И эта ситуация была очень характерна для рубежа двух веков. Раздираемый на части в этом силовом биполярном поле, – что русскому духу дороже: научность или популярность? – он, этот русский дух, все-таки сумел избежать участи буриданова осла. Как раз в конце XIX – начале XX века начинаются активные эксперименты с поиском новой формы для обозначения уже вполне сформировавшегося жанра. «Тип научно-популярной книги сложился в результате возрастания роли техники, производства в общественной жизни, формирования интереса к ним достаточно широких слоев населения, – отмечает упоминавшийся уже библиограф Арон Черняк. – <В России> формирование типов производственной, справочной, научно-популярной книги завершилось к концу XIX века».48
Обратите внимание, на каком социально-экономическом фоне проходит рождение научпопа в России.
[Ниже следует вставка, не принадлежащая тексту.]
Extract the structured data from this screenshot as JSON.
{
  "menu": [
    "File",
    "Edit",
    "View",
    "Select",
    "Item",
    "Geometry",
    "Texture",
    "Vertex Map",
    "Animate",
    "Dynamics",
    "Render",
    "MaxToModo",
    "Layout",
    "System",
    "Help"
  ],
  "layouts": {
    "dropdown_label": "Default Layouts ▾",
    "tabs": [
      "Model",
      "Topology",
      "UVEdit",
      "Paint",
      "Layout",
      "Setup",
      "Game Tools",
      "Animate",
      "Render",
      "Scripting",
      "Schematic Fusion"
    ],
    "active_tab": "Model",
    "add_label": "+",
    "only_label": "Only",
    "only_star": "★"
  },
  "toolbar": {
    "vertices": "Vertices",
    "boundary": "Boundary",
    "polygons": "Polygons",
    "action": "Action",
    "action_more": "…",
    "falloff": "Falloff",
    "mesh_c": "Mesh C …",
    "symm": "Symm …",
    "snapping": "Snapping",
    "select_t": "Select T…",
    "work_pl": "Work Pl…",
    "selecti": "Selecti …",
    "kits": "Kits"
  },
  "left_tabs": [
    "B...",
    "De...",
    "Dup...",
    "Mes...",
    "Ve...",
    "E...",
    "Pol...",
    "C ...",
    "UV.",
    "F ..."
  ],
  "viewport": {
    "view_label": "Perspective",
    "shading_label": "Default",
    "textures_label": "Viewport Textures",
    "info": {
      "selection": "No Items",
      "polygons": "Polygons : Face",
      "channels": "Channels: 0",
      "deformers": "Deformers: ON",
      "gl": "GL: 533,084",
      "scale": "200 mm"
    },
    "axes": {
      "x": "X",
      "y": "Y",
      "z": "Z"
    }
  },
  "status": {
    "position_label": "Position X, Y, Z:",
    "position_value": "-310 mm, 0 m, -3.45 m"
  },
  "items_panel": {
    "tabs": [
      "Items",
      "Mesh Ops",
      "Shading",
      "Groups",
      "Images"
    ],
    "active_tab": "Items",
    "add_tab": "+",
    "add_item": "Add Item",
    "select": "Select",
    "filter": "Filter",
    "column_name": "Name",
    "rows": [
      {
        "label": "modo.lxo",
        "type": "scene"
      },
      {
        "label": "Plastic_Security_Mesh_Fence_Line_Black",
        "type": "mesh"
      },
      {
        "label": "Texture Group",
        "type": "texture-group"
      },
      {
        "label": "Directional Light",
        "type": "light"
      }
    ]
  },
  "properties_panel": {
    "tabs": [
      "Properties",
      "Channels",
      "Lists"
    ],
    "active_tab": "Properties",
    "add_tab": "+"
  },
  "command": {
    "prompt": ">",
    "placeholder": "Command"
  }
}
В период с 1881 по 1896 год объем промышленного производства в стране увеличился в 6,5 раза при росте численности рабочих в 5,1 раза; количество фабрик за эти 15 лет возросло на 7228, а выработка на одного рабочего – на 22 %.49 С 1890 по 1900 год мощность паровых двигателей в промышленности России увеличилась с 125,1 тыс. л. с. до 1294,5 тыс. – на 300 %!50 Российская империя буквально содрогалась от тяжкой поступи промышленного прогресса: сейсмическая станция в Риге фиксировала двухбалльное землетрясение, когда в Петербурге на Ижорском заводе, втором в Европе по мощности, после крупповского в Германии, пресс усилием в 10 тысяч тонн гнул броневые листы.51 (Впрочем, не надо и преувеличивать абсолютные значения показателей этого роста: в 1908 году суммарная мощность паровых двигателей в одной только Франции была в 15 раз больше, чем в России.52)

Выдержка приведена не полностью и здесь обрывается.